Saturday, September 14, 2002

Lawrence Lessig responds to my thoughts on his concerns with "opaque creativity."

I agree that the Supreme Court's thinking is at the heart of this issue, as you quoted, that the "ultimate goal of the patent system is to bring new designs and technologies into the public domain through disclosure." But this system is one which is designed not to compel the inventor to make a disclosure, but rather to provide an incentive for such disclosure.

I like your description of the patent, the "here's how to copy my invention" document. A fundamental problem for patent applicants, though, is that the patent document can also offer a blueprint for "here's how to engineer around my invention." Furthermore, the expenses involved in patent application, argument to achieve patent issuance, and litigation to protect an issued patent ultimately takes patent protection out of reach for most citizens.

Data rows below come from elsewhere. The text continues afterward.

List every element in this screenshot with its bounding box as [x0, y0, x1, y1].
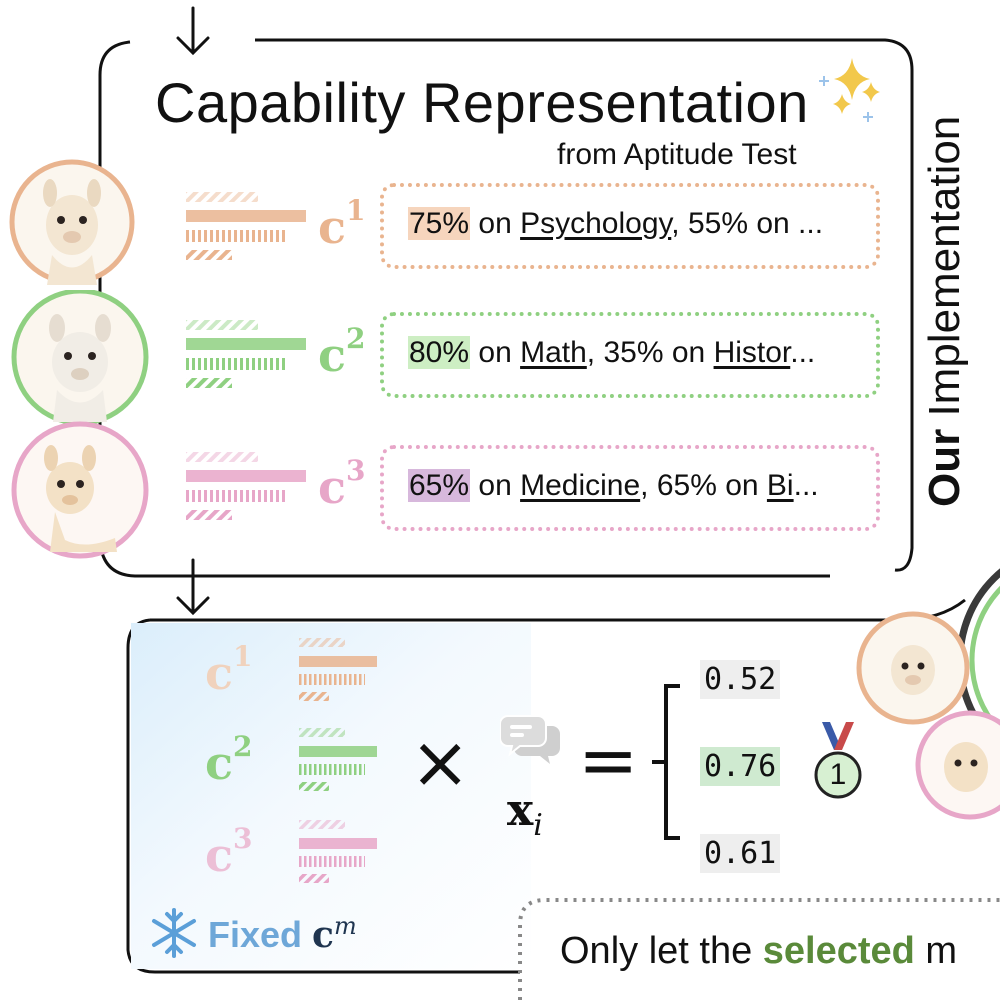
fixed-label: Fixed cm: [208, 912, 357, 956]
capability-score-box: 75% on Psychology, 55% on ...: [380, 183, 880, 269]
score-bracket: [652, 684, 680, 840]
llama-avatar: [915, 710, 1000, 820]
llama-avatar: [9, 159, 135, 285]
llama-avatar: [11, 421, 149, 559]
snowflake-icon: [152, 908, 196, 958]
capability-label: c3: [318, 454, 366, 514]
capability-bars-icon: [299, 638, 377, 701]
capability-score-box: 65% on Medicine, 65% on Bi...: [380, 445, 880, 531]
section-title: Capability Representation: [155, 71, 809, 134]
capability-label: c1: [318, 194, 366, 254]
down-arrow-icon: [176, 558, 210, 616]
llama-avatar: [11, 290, 149, 425]
llama-avatar: [856, 611, 970, 725]
capability-label: c2: [318, 322, 366, 382]
section-subtitle: from Aptitude Test: [557, 138, 797, 171]
subject-link: Bi: [766, 469, 794, 502]
score-percent: 80%: [408, 336, 471, 369]
capability-score-text: 75% on Psychology, 55% on ...: [408, 207, 824, 240]
score-percent: 75%: [408, 207, 471, 240]
score-percent: 65%: [408, 469, 471, 502]
capability-bars-icon: [299, 820, 377, 883]
side-label: Our Implementation: [920, 115, 969, 507]
capability-bars-icon: [186, 320, 306, 388]
multiply-symbol: ×: [410, 720, 471, 804]
capability-bars-icon: [186, 192, 306, 260]
fixed-capability-label: c1: [205, 640, 253, 700]
subject-link: Medicine: [520, 469, 641, 502]
capability-score-box: 80% on Math, 35% on Histor...: [380, 312, 880, 398]
equals-symbol: =: [578, 718, 639, 802]
subject-link: Psychology: [520, 207, 672, 240]
capability-score-text: 80% on Math, 35% on Histor...: [408, 336, 816, 369]
medal-rank: 1: [829, 758, 847, 791]
input-query: xi: [507, 785, 543, 843]
capability-bars-icon: [186, 452, 306, 520]
sparkle-icon: [819, 58, 880, 122]
capability-bars-icon: [299, 728, 377, 791]
chat-bubble-icon: [500, 715, 560, 764]
fixed-capability-label: c2: [205, 730, 253, 790]
subject-link: Histor: [713, 336, 791, 369]
score-value: 0.52: [700, 660, 781, 699]
score-value-selected: 0.76: [700, 747, 781, 786]
subject-link: Math: [520, 336, 587, 369]
fixed-capability-label: c3: [205, 822, 253, 882]
medal-icon: [814, 722, 862, 799]
score-value: 0.61: [700, 834, 781, 873]
selected-caption: Only let the selected m: [560, 930, 958, 972]
capability-score-text: 65% on Medicine, 65% on Bi...: [408, 469, 819, 502]
down-arrow-icon: [176, 6, 210, 56]
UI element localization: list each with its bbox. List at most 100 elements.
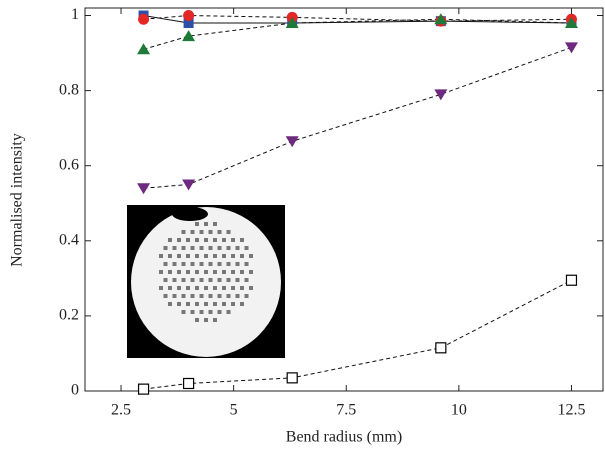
- marker: [183, 377, 195, 390]
- hole: [172, 262, 177, 266]
- series-line: [143, 18, 572, 50]
- hole: [213, 254, 217, 258]
- hole: [222, 270, 226, 274]
- hole: [240, 302, 244, 306]
- hole: [159, 254, 163, 258]
- x-axis-label: Bend radius (mm): [286, 429, 402, 446]
- marker: [434, 89, 448, 101]
- hole: [208, 262, 213, 266]
- hole: [204, 302, 208, 306]
- hole: [177, 254, 181, 258]
- hole: [199, 310, 204, 314]
- hole: [231, 302, 235, 306]
- hole: [190, 262, 195, 266]
- hole: [244, 246, 249, 250]
- marker: [183, 18, 194, 29]
- hole: [235, 294, 240, 298]
- x-tick-label: 12.5: [557, 402, 585, 419]
- marker: [285, 136, 299, 148]
- hole: [177, 270, 181, 274]
- marker: [182, 30, 196, 42]
- hole: [168, 302, 172, 306]
- hole: [222, 302, 226, 306]
- hole: [186, 286, 190, 290]
- y-tick-label: 1: [71, 6, 79, 23]
- hole: [181, 310, 186, 314]
- hole: [208, 294, 213, 298]
- hole: [249, 270, 253, 274]
- hole: [240, 254, 244, 258]
- marker: [565, 274, 578, 286]
- hole: [208, 230, 213, 234]
- marker: [286, 372, 298, 384]
- hole: [240, 286, 244, 290]
- hole: [226, 262, 231, 266]
- hole: [181, 230, 186, 234]
- marker: [434, 13, 448, 25]
- hole: [159, 270, 163, 274]
- hole: [208, 310, 213, 314]
- hole: [190, 246, 195, 250]
- hole: [235, 262, 240, 266]
- hole: [240, 270, 244, 274]
- hole: [249, 286, 253, 290]
- hole: [222, 254, 226, 258]
- hole: [195, 222, 199, 226]
- hole: [217, 262, 222, 266]
- inset-image: [127, 205, 285, 358]
- hole: [186, 254, 190, 258]
- x-tick-label: 5: [230, 402, 238, 419]
- marker: [435, 342, 447, 354]
- hole: [222, 286, 226, 290]
- y-tick-label: 0.8: [59, 81, 79, 98]
- hole: [217, 310, 222, 314]
- hole: [244, 262, 249, 266]
- y-tick-label: 0.6: [59, 156, 79, 173]
- marker: [183, 10, 195, 22]
- hole: [231, 286, 235, 290]
- hole: [168, 270, 172, 274]
- hole: [199, 262, 204, 266]
- hole: [204, 286, 208, 290]
- hole: [199, 294, 204, 298]
- hole: [190, 310, 195, 314]
- hole: [199, 278, 204, 282]
- marker: [285, 17, 299, 29]
- hole: [195, 318, 199, 322]
- y-tick-label: 0: [71, 382, 79, 399]
- hole: [235, 278, 240, 282]
- hole: [204, 318, 208, 322]
- hole: [213, 238, 217, 242]
- hole: [186, 302, 190, 306]
- marker: [564, 42, 578, 54]
- hole: [226, 294, 231, 298]
- hole: [195, 270, 199, 274]
- hole: [172, 278, 177, 282]
- hole: [181, 246, 186, 250]
- plot-frame: [84, 7, 604, 392]
- hole: [213, 286, 217, 290]
- y-tick-label: 0.2: [59, 307, 79, 324]
- hole: [213, 318, 217, 322]
- hole: [177, 286, 181, 290]
- hole: [226, 310, 231, 314]
- hole: [208, 278, 213, 282]
- y-tick-label: 0.4: [59, 231, 79, 248]
- hole: [231, 238, 235, 242]
- hole: [226, 278, 231, 282]
- x-tick-label: 10: [451, 402, 467, 419]
- hole: [217, 278, 222, 282]
- hole: [159, 286, 163, 290]
- hole: [231, 254, 235, 258]
- hole: [244, 294, 249, 298]
- hole: [204, 222, 208, 226]
- x-tick-label: 2.5: [111, 402, 131, 419]
- hole: [249, 254, 253, 258]
- hole: [168, 286, 172, 290]
- hole: [186, 238, 190, 242]
- hole: [172, 246, 177, 250]
- hole: [168, 238, 172, 242]
- series-line: [143, 15, 572, 24]
- hole: [177, 238, 181, 242]
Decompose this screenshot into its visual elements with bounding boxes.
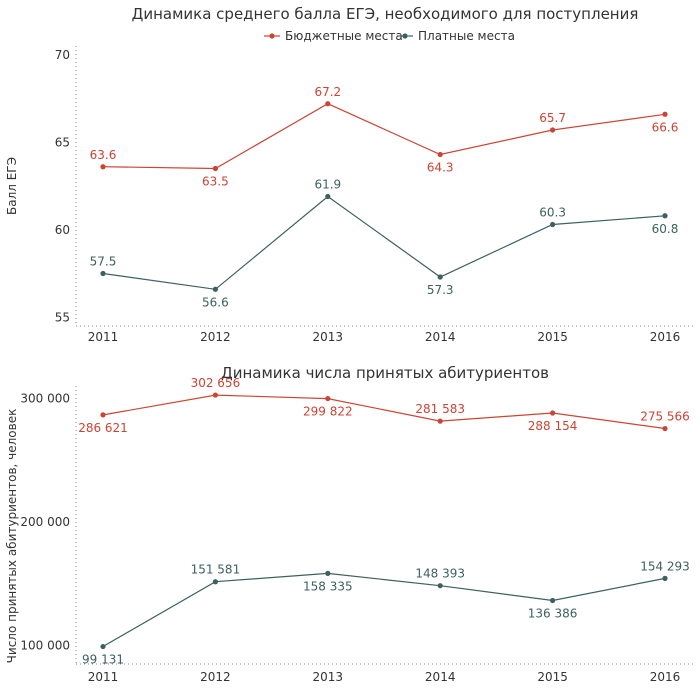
legend: Бюджетные места Платные места — [264, 29, 515, 43]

But citizens have another option, that of keeping an invention a "trade secret." Thus the system works that I have a choice between receiving some special protection or no special protection. If I want the state to grant me a "limited time" monopoly, I may apply for a patent, risking the possibility that a competitor may engineer around my solution, but receiving some ability under the law to prevent infringement in my specific methodology or design. In exchange I ultimately agree that after some "limited time" the specific methodolgy or design receives no further protection and becomes the property of all citizens. This does not necessarily prohibit me from continuing to build a business around the invention as I may still effectively compete on efficiency or distribution or quality or brand recognition. Or, of course, on further innovation. Alternatively, if I do not want this limited time monopoly (or I cannot afford it), I am still free to do business but without any special protection for my specific methodology or design.

In your proposal (if I understand it correctly), you would provide the software developer with copyright protection for the object code (or the opaque version) of his product only if he also agreed to place the source code (or the transparent version) of his product into escrow with the State. This escrow might be secret, preventing any competitor from viewing the precise implementation of the invention, but would ultimately be released by the State at the termination of the "limited time" monopoly.

Thus software (and other copyrighted "opaque" inventions?) would only be treated as property, and accorded any protection from theft, if the transparent version of the invention was held by the State and released at some time in the future. Thus the inventor of opaque IP would be compelled to divulge the "secret sauce" of his invention and would never be accorded the same choice between some value offered by the state (a "limited time" monopoly in the case of patents) vs. the ability to do business without such a monopoly (a "trade secret" with the possibility that the secret sauce would be reverse engineered). Furthermore, as software is infinitely duplicable for nominal cost, the inventor would have all value in his invention stripped from him by the State at the end of the "limited time" of protection, as the State would become the distributor of his invention. The corollary with a physical product would be for the State to give everyone a free cotton gin when Eli Whitney's patent ran out.

It seems to me that for your proposal to work, the opaque version of the invention should still receive copyright protection, while the inventor would receive some additional incentive for disclosure of the transparent version. One suggestion as an example -- perhaps government funds could only be spent on software that had been submitted to the secret limited time escrow scheme. Thus, I could chose to keep my software secret, but would then not be able to sell to the government.

If opaque creativity does not receive the same protection as transparent creativity it seems to me that we will be creating an enormous problem in determining just what is an opaque creation, and what is a transparent one. The other example in my earlier note is an interesting one -- should the romance novels generated by an automatic novel writing software receive copyright protection if I do not submit my software to the escrow plan? What about special effects in movies -- should Pixar be required to escrow their animation software for Toy Story to recieve copyright protection? How about the musician that programs a sound into a synthesizer -- should the musician be compelled to escrow the specifics of this wave form in order to receive protection for the song?

I do not disagree with the idea of an extension to existing copyright and patent law which would create an incentive for inventors to disclose their means of production, and I see your argument that this is a logical extension of the State's objectives in promoting the "Progress of Science." However, I believe that such an extension should be done in a form which offers an incentive for participation and does not become a compulsion for the inventor.